10/10/10

Dr. Give-A-Crap

I'm on vascular surgery this month which brings with it a whole new patient set. These patients aren't adorable kids like in the world of peds surg and they aren't misfortunate like the burn patients. Well, sometimes the burn patients are a little stupid. I mean, really what kind of person burns trash with gasoline? Gasoline doesn't burn, it explodes. But, I digress. The vascular patients are a whole new breed.

For those of you that aren't a hundred percent sure what vascular surgery is allow me to explain before I delve into the patients. It will make things a little easier. According to wikipedia, vascular surgery is a specialty of surgery in which diseases of the vascular system, or arteries and veins, are managed by medical therapy, minimally-invasive catheter procedures, and surgical reconstruction. The long and short of it is that we make blood go where it no longer wants to go.

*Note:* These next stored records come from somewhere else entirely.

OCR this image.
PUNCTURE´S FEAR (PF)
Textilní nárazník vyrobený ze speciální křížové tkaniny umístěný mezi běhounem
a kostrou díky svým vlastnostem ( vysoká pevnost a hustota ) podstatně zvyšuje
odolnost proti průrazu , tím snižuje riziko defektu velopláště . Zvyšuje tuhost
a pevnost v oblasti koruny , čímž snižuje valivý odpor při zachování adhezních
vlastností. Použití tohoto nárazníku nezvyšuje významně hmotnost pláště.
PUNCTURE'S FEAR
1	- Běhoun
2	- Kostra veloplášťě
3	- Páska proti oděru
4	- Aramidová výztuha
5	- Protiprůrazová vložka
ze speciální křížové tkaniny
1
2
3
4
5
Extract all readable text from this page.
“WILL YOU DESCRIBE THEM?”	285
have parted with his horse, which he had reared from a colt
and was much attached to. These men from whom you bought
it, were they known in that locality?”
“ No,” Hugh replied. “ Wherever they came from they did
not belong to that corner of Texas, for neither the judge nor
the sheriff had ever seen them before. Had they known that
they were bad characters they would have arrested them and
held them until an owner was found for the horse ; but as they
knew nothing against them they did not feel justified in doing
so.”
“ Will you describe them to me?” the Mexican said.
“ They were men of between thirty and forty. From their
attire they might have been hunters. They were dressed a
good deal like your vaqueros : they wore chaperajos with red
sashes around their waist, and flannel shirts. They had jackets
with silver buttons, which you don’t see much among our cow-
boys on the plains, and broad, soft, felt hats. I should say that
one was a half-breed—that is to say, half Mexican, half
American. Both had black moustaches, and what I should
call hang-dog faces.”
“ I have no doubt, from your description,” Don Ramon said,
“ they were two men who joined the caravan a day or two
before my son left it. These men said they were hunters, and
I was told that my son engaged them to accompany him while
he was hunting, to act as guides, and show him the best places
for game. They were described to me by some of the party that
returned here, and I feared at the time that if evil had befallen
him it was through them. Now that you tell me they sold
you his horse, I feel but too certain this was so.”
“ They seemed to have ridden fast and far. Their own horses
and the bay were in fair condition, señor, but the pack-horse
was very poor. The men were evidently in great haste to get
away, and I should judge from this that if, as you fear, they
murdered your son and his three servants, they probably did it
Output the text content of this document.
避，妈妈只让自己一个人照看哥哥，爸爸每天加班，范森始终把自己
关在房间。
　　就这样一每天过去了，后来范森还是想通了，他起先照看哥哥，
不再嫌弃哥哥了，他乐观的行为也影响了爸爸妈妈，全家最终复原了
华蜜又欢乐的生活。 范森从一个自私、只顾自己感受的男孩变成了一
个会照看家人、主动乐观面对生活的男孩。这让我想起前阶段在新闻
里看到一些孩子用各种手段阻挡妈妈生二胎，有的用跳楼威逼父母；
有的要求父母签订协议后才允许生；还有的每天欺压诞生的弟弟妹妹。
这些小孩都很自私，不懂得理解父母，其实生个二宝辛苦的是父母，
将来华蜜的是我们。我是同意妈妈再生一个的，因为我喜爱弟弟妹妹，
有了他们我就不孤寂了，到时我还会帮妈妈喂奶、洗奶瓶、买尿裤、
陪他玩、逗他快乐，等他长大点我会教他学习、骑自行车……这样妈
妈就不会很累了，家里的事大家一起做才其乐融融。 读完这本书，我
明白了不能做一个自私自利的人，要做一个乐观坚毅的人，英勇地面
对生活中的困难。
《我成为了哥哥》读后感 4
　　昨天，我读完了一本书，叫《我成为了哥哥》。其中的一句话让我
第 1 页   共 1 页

Well that's weird, you say. Why does the blood not want to go there? Well, if you were to spend your entire life scarfing down cheeseburgers and smoking, not to mention mismanaging your diabetes and ignoring your hypertension, your blood vessels are going to give up. And, can you blame them? I mean, I'm not going to pretend like I'm the picture of health or anything. But, I make some attempt to prevent what is definitely a preventable disease. Atherosclerosis, diabetic neuropathy, gangrene are not diseases which just strike down the undeserving. You have to actively work to have these things happen to you.

And, the end result of most of these diseases are amputations. And if you're a good vascular surgeon you won't just take the leg. You'll be as sparing as you can each time you operate. You'll take the big toe, and the the others, then you'll take the rest of the longs bones in the foot, then you'll go below the knee, then above the knee and then finally you'll take the nub that's left and disconnect it from the hip. This is a process that takes years. And it's depressing to watch. It's even more depressing for the patient.

I want to feel bad for them. I try and feel bad for them. But most of them make it so hard. And it's not because they are bitter and angry. I get that, hell I would be too. But because they don't change their ways. Fine, you lived life hard for the first 40 or so years. But then your toe falls off. Shouldn't that be enough of a wake up call to quit smoking? To take your anti-hypertensives? To put down the remote and go for a walk? How about simply measuring your blood glucose? But, for some reason they don't. And that is what frustrates me.

Of course there are vascular patient who did not bring it on themselves. We get patients with rare genetic disorders whose blood clots when it shouldn't. We get people who for some unknown reason have an aneurysm in their aorta you could drive an 18-wheeler through. But, the majority of them aren't just simply unlucky. They are people who never bothered to take care of themselves. And when you decide to go into a profession the respects life above all else people who don't respect their own make you angry.

So, this past week has been hard for me. And when people ask me why I look so run down I can't give this long and convoluted answer. It makes me sound so judgmental. So, instead I talk about the long hours, how sick the patients are, how tedious the surgeries are, how long our census is. But, deep down it's because I can not feel bad for my patients. I don't not feel sympathy for them. Empathy, yes, but not sympathy. And, for me, that makes my job feel nearly impossible.

There are a lot of trite and cliched reasons that people give for wanting to become a doctor. I sometimes wonder what the real reason is. I've bullshitted my way through answering that question so many times I'm no longer certain. And looking back to the girl that made this choice in grade school I know she had no idea what she was getting herself into. And it's not the long nights, the endless hours, the unfortunate tragedies that I was naive to. It's the helplessness that you feel when you realize that no matter what you do this person is not going to change and they are going to lose their leg.

And this isn't just with vascular surgery. Yes, it's more apparent here. But what about the frequent flyer in the trauma bay? The guy you see two or three times a year for getting drunk and crashing into something? Every time you patch him up, set his leg, transfuse him, sew up his holes. And each time you send him out you know it's only a matter of time before he is back there. Or the smoker with COPD? You know that no matter how bad it gets she's going to keep smoking. And how about the 400 pound guy who comes in for a gastric bypass, which fails because he literally ate till his stomach exploded. What do you with these patients?

It takes a toll on you.

As I was writing this I kept thinking about a myriad of scrubs episodes in which Dr. Cox expresses these same emotions. The link to one of these rants is embedded in the title of this blog. He says that he knows he's supposed to be "Dr. Give-A-Crap" but that he can't be in certain situations. That's how I feel. I feel badly that a patient is losing their leg, I do. But, a part of me is angry at them for bringing it on themselves.

I don't know if I'm ever going to reconcile these emotions within myself. But for right now I'm glad that I'm angry at these patients because it means I'm not yet so jaded that I've actually lost the ability to give a crap. And that is not the kind of doctor I want to be.